BGP offers many ways that the administrators of an A.S. may configure to affect which routes are used. By default, BGP picks the route with the shortest AS-PATH attribute, which makes BGP a distance-vector protocol. Other factors affecting the choice of route are how close the NEXT-HOP gateway is, and local preference, which can be any arbitrary criteria defined by the administrators.

In many respects, the problem of inter-A.S. routing is not simply finding the shortest path over which to send datagrams, but finding a path that is compatible with the policy decisions made by the administrators of the A.S. and the agreements made with the operators of other autonomous systems.

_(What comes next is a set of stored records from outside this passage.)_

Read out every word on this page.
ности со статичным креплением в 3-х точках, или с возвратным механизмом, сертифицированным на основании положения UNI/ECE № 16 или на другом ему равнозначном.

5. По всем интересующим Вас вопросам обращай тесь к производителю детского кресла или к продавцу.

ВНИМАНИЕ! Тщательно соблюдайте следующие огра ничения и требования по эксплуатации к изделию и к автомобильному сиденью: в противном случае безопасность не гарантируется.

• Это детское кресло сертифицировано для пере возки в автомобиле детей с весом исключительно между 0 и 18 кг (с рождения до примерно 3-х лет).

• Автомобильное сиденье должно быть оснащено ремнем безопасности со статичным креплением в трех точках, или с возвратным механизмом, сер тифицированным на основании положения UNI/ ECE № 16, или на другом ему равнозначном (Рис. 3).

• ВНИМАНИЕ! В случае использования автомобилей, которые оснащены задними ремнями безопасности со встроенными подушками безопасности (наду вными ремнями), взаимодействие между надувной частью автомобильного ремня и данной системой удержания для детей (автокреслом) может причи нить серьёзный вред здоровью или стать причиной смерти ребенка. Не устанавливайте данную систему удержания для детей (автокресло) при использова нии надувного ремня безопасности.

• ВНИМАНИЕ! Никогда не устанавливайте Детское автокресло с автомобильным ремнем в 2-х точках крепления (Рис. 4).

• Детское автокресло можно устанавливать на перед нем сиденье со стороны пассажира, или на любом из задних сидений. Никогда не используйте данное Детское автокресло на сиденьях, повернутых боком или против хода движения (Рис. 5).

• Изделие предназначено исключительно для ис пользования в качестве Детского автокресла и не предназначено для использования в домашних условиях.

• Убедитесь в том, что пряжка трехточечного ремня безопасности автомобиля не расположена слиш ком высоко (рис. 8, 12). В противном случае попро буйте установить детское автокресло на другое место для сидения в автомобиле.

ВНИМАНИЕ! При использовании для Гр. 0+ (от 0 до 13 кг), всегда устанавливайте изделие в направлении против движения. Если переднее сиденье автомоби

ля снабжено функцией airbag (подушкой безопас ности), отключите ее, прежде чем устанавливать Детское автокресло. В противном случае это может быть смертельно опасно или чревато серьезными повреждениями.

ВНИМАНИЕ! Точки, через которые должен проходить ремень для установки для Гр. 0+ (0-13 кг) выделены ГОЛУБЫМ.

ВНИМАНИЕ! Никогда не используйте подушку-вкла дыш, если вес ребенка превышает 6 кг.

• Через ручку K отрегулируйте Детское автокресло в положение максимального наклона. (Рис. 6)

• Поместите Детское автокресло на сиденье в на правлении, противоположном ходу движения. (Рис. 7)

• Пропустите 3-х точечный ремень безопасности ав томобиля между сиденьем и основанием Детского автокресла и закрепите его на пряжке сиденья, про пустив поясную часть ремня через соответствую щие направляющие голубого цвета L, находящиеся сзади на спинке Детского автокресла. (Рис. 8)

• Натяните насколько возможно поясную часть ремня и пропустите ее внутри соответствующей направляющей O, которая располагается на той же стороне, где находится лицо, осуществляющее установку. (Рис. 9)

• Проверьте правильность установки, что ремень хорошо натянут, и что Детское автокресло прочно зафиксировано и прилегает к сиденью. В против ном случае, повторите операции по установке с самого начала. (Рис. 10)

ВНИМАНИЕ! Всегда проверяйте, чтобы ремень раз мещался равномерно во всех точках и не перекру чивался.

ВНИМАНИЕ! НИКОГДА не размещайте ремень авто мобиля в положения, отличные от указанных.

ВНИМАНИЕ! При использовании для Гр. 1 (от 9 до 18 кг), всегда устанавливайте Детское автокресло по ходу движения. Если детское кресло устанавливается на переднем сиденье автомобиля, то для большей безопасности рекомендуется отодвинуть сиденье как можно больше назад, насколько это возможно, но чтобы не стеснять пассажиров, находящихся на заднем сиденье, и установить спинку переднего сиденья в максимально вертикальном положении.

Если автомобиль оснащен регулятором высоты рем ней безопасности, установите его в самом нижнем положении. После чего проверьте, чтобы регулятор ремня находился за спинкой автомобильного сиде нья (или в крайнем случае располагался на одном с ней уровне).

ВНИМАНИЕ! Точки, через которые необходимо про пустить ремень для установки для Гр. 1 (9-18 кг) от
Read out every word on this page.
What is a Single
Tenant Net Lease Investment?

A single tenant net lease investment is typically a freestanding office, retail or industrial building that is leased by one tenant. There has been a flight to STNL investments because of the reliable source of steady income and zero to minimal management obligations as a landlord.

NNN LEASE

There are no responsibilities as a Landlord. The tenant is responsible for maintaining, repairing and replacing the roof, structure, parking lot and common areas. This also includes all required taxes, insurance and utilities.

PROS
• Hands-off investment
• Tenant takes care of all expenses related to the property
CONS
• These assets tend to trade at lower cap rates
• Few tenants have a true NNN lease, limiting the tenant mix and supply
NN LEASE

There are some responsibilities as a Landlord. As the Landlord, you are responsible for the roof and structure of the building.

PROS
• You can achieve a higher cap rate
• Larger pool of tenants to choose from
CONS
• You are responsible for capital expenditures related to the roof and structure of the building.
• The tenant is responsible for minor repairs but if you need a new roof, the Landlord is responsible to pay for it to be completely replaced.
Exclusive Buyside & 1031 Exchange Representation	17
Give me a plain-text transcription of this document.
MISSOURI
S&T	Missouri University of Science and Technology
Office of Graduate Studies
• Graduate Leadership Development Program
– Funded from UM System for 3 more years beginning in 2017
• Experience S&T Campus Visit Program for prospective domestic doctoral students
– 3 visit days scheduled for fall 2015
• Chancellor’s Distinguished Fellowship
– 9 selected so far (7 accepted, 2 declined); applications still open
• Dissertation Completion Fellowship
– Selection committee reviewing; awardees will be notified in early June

A common principle in defining routing policy is that an intermediate A.S. B should not carry traffic originating in network A and destined for network C if A and C are directly connected.

Broadcast routing

Most LAN technologies (such as ethernet) have the capability to broadcast a frame to every node attached to the LAN. However, datagrams broadcast at the link layer are generally not forwarded by routers: you wouldn't expect an ethernet frame broadcast from your PC to be delivered to every computer on the internet!

However, there are some situations in which a packet should be delivered to every node in a network, even when there are routers. For example, the routers within an A.S. might be using a link-state protocol like OSPF that requires periodic broadcasts of routing information. To the extent possible, we would like these broadcasts to be done efficiently, meaning that as few packets as possible are send on each network link. Ideally, a broadcast packet is only sent on a particular link once, or not at all. Broadcast routing is the general problem of delivering a broadcast packet to every node in a network.

A very simple broadcast routing algorithm is n-way unicast. The sender of a broadcast packet simply sends one copy of the packet to every recipient using normal unicast routing. This approach has one nice property: it does not require any support by routers.

Example: say that node S wants to send a broadcast packet to 100 recipients. The recipients are reached through a first-hop router, which has 4 outgoing links.

The blue lines show the direction the broadcast packets travel in, and how many packets are sent on each link. Because n-way unicast generates separate copies of the packet for each recipient, the first link carries 100 copies, and then the outgoing links of the router must carry multiple copies (here shown as 25 copies on each link). This is clearly not an ideal situation: we are wasting network resources by sending multiple, idential packets on each link.

The preferred situation is to send exactly one copy of the broadcast packet on each link:

Uncontrolled flooding

Forward broadcast packet on each outgoing link (not including the link on which the broadcast packet was received). This works very well for any network that does not contain cycles. However, if the network does contain cycles, a broadcast storm is created where packets multiply without limit.

Controlled flooding

Like uncontrolled flooding, except that each packet has a unique sequence number. Each router drops packets it has seen already. Requires book-keeping at each router.

Reverse Path Forwarding

Drop any broadcast packet not arriving on the link on the shortest unicast path to the sender. Otherwise, forward on every outgoing link. This works fairly well because the unicast paths to the sender of the broadcast form a spanning tree of the network. Some unnecessary forwarding takes place, but each link will carry only 1 or 2 copies of the broadcast packet.

The blue lines identify packets send along the reverse unicast paths, and the red lines identify packets not sent along the reverse unicast paths.